Vers un nouveau raccourcissement du temps imparti pour contester un licenciement par le gouvernement

L’exécutif envisage de raccourcir à nouveau le temps accordé aux salariés pour remettre en cause une rupture de contrat devant la justice. Cette réforme, en discussion, pourrait avoir des conséquences importantes pour les droits des travailleurs licenciés.

Une pile de documents posée sur un bureau, prête à être signée avec un stylo suspendu au-dessus d'une lettre d'appel.
Image d'illustration. Pile de papiers sur un bureau avec un stylo planant au dessus d une lettre d appel — ADN

Tl;dr

  • Le gouvernement veut réduire le délai pour saisir les prud’hommes.
  • Alignement envisagé avec la moyenne européenne : 4 ou 6 mois.
  • Hausse marquée des licenciements non économiques en dix ans.
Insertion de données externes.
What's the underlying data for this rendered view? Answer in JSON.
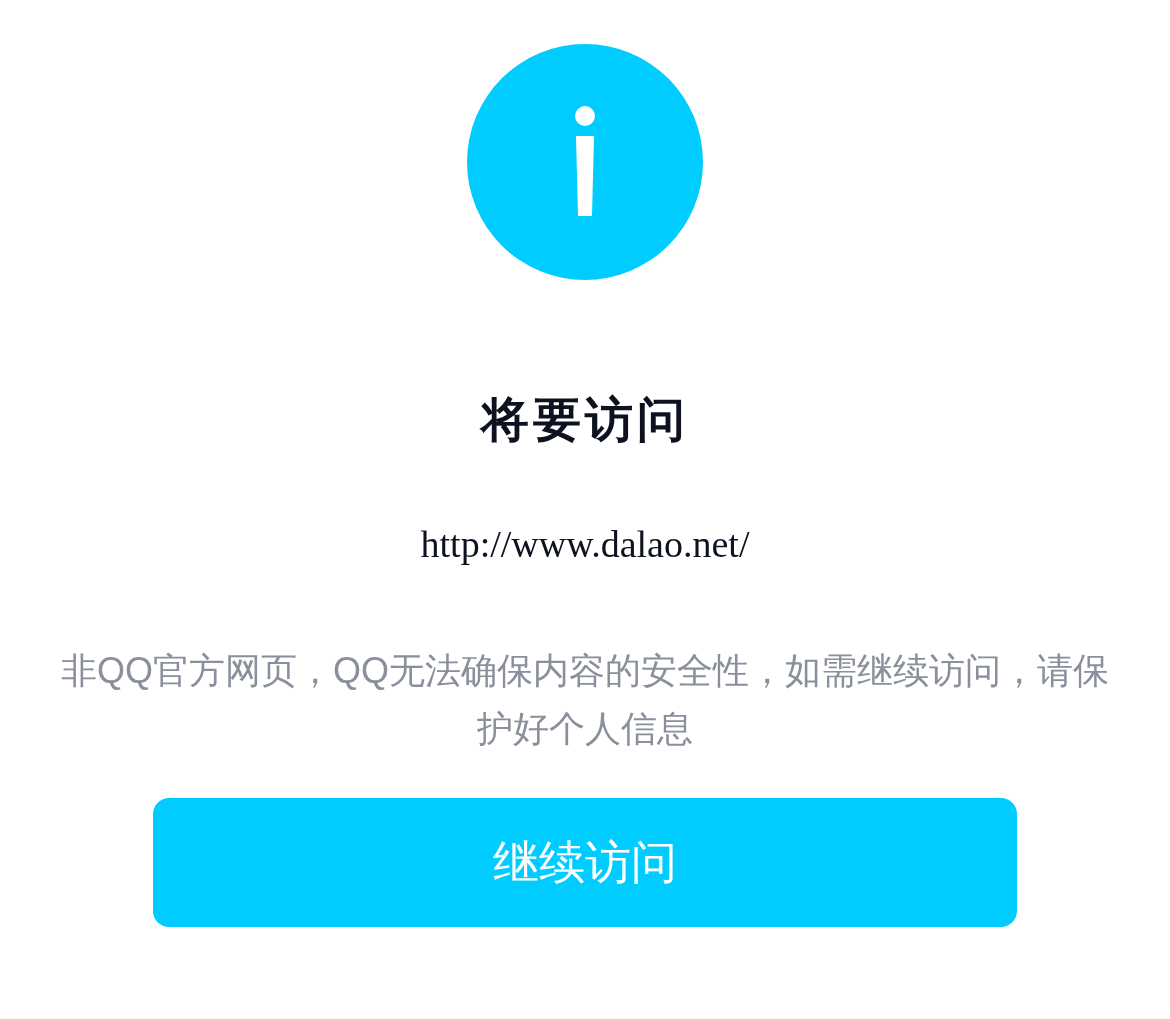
{
  "title": "将要访问",
  "url": "http://www.dalao.net/",
  "warning": "非QQ官方网页，QQ无法确保内容的安全性，如需继续访问，请保护好个人信息",
  "button": "继续访问"
}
Vers une nouvelle réforme des délais aux prud’hommes

Au cœur de l’agenda social, le gouvernement de Macron envisage une nouvelle réduction du délai de prescription permettant aux salariés de contester un licenciement devant les prud’hommes. D’après un document d’orientation consulté par BFM Business, cette fenêtre juridique pourrait passer de douze mois à seulement quatre ou six mois.

Cette initiative s’inscrit dans un contexte où la France avait déjà restreint ce délai en 2017, lors des fameuses ordonnances « Travail ».

L’Europe comme boussole… ou prétexte ?

La logique avancée par l’exécutif est simple : il s’agirait d’aligner la législation hexagonale sur la « moyenne européenne », aujourd’hui estimée à sept mois. Mais cette comparaison masque une réalité beaucoup plus contrastée.

En effet, selon les pays européens, les délais varient fortement : ils culminent à 48 mois en Islande, tandis que le Danemark fixe la barre à… quinze jours seulement. Malgré ces écarts, le projet français serait donc de ramener ce délai à quatre ou six mois, soit bien en-deçà du précédent seuil.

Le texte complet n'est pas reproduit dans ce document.